Boy, I wish I could have seen grandma roller skating!
In their commitment to each other, they show us what true love is all about. They kept each other safe on the road.
Mary also enjoyed bowling with Aunt Irene, swimming, and of course there was Bingo.
She was blessed with many good friends…Joanie, Lois and so many others…
In her later years, when was less active, she talked about how happy she was to spend time with Aunt Ruthie in Canton or go out to eat with “the cousins.”
I don’t know who “the cousins” are exactly, because she never called them by name, just “the cousins.” But you know who you are. She always looked forward to those times together.
Grandma always sent card for everyone’s birthday, anniversary, Christmas and other important days. She always remembered every one of us.
She was a woman of unparalleled kindness with an incredible memory for details…names, dates, birthdays, memories of times shared with people she loved...even who dealt which card in which hand in a game forty years ago!!!
She believed in working hard every day and I admire that strong work ethic very much.
I remember a phrase she said often that makes a lot of sense to me: “God helps those who help themselves.”
What a life she lived!
What long, beautiful and, until the very end, healthy 94 years!
Mary Albright lived a full and generous life, grounded in the Lord, rising every day and doing what needed to be done.
Life was to her a blessing and a duty.
With her hand to the plow, she did not look back but made each moment the best it could be.
Today, as we remember her life, we lay her body in the earth and entrust her soul to God’s loving embrace, praying that the angels escort her to our Father’s house, where there is no more suffering or pain.
In the readings from Scripture today, we hear the consolation of God’s Holy Word.
Isaiah speaks of the mountain of the Lord, where God will destroy death forever, wipe away all tears and feed all peoples with a rich and delightful bounty.
For the Jewish people in ancient times, the mountain meant Mount Zion and the city of Jerusalem.
We who believe in Jesus Christ long to see the new and eternal Jerusalem, the splendor of God’s dwelling place in Heaven.
There, He will surely wipe away our tears and we will echo the words of Isaiah:
Indeed this is our God to whom we looked!
Let us rejoice and be glad that He saved us!
Imagine Mary…Mom…Grandma…on the mountain of the Lord singing His praise!
Rejoice, for God has saved us!
There is no more suffering or pain,
only the happiness of being in total union with God,
in her eternal home
in her room in our loving Father’s house.
This is her reward. It is our destiny. We are eager to leave behind this temporary dwelling and enter the eternal dwelling prepared for us.
Once again, the road up that mountain is not easy.
We need to be careful on the road of life, making use of the gifts God provides for us and remaining grounded in our relationship with Him.
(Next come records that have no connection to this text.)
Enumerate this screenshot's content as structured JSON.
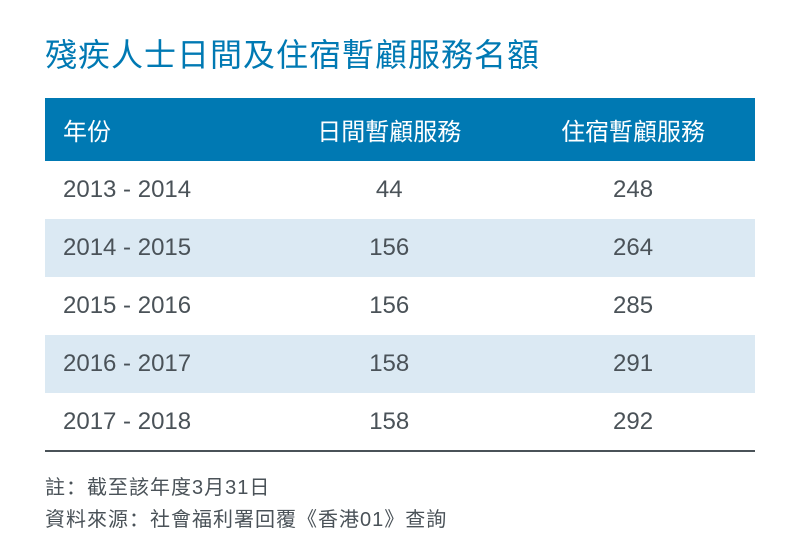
{
  "title": "殘疾人士日間及住宿暫顧服務名額",
  "colors": {
    "header_bg": "#0079b3",
    "header_text": "#ffffff",
    "title_text": "#0079b3",
    "body_text": "#4a5258",
    "row_even_bg": "#ffffff",
    "row_odd_bg": "#dbe9f3",
    "bottom_border": "#4a5258"
  },
  "table": {
    "columns": [
      "年份",
      "日間暫顧服務",
      "住宿暫顧服務"
    ],
    "rows": [
      {
        "year": "2013 - 2014",
        "day": "44",
        "residential": "248"
      },
      {
        "year": "2014 - 2015",
        "day": "156",
        "residential": "264"
      },
      {
        "year": "2015 - 2016",
        "day": "156",
        "residential": "285"
      },
      {
        "year": "2016 - 2017",
        "day": "158",
        "residential": "291"
      },
      {
        "year": "2017 - 2018",
        "day": "158",
        "residential": "292"
      }
    ]
  },
  "notes": {
    "line1": "註：截至該年度3月31日",
    "line2": "資料來源：社會福利署回覆《香港01》查詢"
  },
  "typography": {
    "title_fontsize": 32,
    "header_fontsize": 24,
    "cell_fontsize": 24,
    "note_fontsize": 20
  }
}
Jesus says to us in the Gospel: I am the way, the truth and the life!
When the road is rough, Jesus is the way!
When we possess His truth, we discover life in its fullness.
As Saint Paul says in his first letter to the Corinthians,
In the days and weeks ahead, turn to others
and offer them the consolation we ourselves have received from God’s Word.
Support each other
Take lessons from Mary, and live the values that made her 94 years a shining example for us – faith, commitment, love…
Recognizing that our own mortality is inescapable, prepare well for your own passing from this world.
Know, love, and serve God more each day.
Put the other people in your life and their needs before your own.
And remember…be careful on the road…so that we may rejoice together with Mary in our eternal home.